文章を翻訳するとき、いろいろと困ることがあるが、その中でも頭を抱えてしまうのが、翻訳しようとする文が意味を成さないとき。何回読んでも、文脈に沿って読んでも、意味が不明あるいは不明瞭。原作者が推敲を怠ったこともあるが、特にリレー翻訳の場合、そんな場面に遭遇する。ここでのリレー翻訳とは、A>B>Cとように、原文が一旦翻訳され、その翻訳された文章が再び翻訳されることで、B>Cの翻訳を行うとき。つまり翻訳の翻訳。なぜリレー翻訳が存在するかというと、専門知識を有する翻訳者があまりいない言語や分野だったり、単価が高い翻訳市場の場合、翻訳者を二人雇った方が素早く済み安上がりであるため。原文が手元になく、たとえあったとしても読めないので、どうしても最初の翻訳(者)を頼りにすることになる。そしてA>Bは翻訳のための翻訳なので、入念にチェックされた訳文ではないこともある。

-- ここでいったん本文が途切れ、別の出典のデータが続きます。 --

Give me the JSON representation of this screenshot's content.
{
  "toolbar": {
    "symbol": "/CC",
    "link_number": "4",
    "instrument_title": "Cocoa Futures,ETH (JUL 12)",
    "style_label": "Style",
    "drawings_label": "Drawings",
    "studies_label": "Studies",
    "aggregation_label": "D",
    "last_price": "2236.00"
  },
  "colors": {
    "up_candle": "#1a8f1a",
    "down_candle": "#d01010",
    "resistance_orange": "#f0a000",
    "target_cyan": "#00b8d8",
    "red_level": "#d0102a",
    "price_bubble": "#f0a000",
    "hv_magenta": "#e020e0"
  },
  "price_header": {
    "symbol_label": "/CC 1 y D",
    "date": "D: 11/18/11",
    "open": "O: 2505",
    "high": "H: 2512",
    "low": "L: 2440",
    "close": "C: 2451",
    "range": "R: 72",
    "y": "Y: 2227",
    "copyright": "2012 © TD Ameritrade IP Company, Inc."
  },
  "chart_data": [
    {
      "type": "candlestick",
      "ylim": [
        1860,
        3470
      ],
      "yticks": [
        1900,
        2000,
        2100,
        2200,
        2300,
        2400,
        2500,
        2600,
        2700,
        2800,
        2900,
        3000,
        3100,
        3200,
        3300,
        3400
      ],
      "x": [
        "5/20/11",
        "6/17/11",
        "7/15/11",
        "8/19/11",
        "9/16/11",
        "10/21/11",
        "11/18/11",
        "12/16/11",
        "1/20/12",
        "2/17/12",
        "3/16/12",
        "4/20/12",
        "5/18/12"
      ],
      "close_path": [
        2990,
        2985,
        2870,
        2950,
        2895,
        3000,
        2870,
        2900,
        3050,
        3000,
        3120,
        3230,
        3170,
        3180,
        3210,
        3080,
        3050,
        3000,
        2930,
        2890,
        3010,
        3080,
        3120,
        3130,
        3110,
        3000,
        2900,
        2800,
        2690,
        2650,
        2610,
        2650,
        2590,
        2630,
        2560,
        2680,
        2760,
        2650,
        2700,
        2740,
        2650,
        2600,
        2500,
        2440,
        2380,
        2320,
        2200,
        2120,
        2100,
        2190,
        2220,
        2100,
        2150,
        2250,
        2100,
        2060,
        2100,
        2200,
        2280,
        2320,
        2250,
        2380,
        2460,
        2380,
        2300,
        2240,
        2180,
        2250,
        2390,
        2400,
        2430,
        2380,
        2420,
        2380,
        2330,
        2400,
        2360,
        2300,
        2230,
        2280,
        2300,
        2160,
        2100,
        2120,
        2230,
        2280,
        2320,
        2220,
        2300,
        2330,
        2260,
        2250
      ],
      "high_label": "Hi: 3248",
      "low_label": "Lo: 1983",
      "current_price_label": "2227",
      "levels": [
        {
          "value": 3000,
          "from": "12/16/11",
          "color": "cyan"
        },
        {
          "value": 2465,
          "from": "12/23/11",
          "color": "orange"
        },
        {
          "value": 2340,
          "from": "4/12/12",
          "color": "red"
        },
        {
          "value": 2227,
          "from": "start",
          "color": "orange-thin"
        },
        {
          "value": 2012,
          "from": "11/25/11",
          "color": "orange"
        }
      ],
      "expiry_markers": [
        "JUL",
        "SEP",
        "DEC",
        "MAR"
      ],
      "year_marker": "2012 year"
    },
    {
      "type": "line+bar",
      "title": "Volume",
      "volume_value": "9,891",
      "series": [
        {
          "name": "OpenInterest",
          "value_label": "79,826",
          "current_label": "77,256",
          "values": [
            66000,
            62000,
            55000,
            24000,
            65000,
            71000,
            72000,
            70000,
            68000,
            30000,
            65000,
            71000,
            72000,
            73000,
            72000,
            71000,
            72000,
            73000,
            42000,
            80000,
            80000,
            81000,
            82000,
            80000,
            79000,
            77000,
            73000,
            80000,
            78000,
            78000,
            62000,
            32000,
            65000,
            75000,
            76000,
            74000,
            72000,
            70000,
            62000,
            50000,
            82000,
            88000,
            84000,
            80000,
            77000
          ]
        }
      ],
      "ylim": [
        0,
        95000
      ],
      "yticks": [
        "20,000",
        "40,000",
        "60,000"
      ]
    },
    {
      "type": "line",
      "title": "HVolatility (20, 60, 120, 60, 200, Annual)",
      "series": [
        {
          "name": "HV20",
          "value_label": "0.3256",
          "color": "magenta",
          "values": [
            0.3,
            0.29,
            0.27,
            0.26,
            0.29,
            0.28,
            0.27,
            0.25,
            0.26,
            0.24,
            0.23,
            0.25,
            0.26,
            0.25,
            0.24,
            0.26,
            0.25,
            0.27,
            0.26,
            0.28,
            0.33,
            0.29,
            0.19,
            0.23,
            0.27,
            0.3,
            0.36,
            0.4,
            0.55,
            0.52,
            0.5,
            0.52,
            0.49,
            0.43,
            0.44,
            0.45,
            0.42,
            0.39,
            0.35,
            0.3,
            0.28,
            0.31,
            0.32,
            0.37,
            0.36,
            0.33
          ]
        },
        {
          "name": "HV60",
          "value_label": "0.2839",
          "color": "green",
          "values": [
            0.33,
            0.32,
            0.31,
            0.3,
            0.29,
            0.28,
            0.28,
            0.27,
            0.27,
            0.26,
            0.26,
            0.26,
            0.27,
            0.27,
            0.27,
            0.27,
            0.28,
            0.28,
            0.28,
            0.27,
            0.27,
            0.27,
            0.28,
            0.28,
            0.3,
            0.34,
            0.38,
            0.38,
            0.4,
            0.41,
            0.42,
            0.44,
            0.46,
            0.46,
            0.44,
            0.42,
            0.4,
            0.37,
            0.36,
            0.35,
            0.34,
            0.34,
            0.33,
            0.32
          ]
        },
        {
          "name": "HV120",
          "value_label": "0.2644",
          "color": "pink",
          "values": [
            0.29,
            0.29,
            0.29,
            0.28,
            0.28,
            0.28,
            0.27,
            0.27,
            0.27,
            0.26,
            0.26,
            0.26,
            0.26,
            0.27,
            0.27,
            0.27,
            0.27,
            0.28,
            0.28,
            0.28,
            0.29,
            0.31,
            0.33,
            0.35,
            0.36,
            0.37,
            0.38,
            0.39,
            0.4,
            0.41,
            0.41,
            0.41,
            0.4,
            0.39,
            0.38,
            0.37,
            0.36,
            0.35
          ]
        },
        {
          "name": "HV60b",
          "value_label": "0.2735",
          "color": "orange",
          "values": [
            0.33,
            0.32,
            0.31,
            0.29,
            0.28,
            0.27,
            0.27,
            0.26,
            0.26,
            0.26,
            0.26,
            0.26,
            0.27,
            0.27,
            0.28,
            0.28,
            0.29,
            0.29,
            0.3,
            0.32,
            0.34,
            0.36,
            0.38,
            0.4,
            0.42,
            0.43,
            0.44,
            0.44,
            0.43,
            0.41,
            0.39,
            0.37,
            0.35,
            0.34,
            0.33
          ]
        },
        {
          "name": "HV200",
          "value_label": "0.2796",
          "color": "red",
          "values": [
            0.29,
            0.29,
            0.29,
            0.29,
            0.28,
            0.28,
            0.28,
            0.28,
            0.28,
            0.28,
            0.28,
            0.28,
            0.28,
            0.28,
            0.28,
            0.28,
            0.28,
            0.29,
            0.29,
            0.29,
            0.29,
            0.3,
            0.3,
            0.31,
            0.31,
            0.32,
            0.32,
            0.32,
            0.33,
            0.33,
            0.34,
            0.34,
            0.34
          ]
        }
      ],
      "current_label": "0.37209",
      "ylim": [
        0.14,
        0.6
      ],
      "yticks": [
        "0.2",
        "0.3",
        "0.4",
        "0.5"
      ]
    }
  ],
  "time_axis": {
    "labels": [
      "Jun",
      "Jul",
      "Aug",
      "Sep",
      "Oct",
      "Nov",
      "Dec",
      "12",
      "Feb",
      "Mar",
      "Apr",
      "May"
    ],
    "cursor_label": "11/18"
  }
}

言語はそれぞれ違うので、翻訳とは必ずしも、一字一句、一対一に置き換える作業ではない。もしそうであるならば、すでにコンピューターによる翻訳ができているはず。ただ、専門用語や適宜の定訳は存在し、そのような場合は、翻訳に一貫性を持たせる必要があるため、コンピューター・プログラムを使うこともある。もちろん、専門用語や定訳以外でも、原文に忠実であるべきだし、遺漏があってはならないが、型にはめて置き換えればよろしいというわけではない。文法的に正しくても、意味は不明瞭で、文体は非常に不自然という訳文が多いのは、一字一句できるだけ忠実に翻訳しようとした結果。ときとして、全部訳せば、意自ずから通ずとでも思っているのか、原文を完全に理解しないまま、翻訳しているケースもある。また、翻訳者は完璧であるわけではなく、いくら正確であったとしても、どうしても原文の「何か」が失われてしまう。リレー翻訳の場合は、二回文章を訳しているので、いくら翻訳者が優秀であっても、訳文にはやはり原文との距離ができてしまう。

次にリレー翻訳を行うことになったら、原文が明瞭であり、最初の翻訳者が上手に翻訳してくれたことを願うだけ。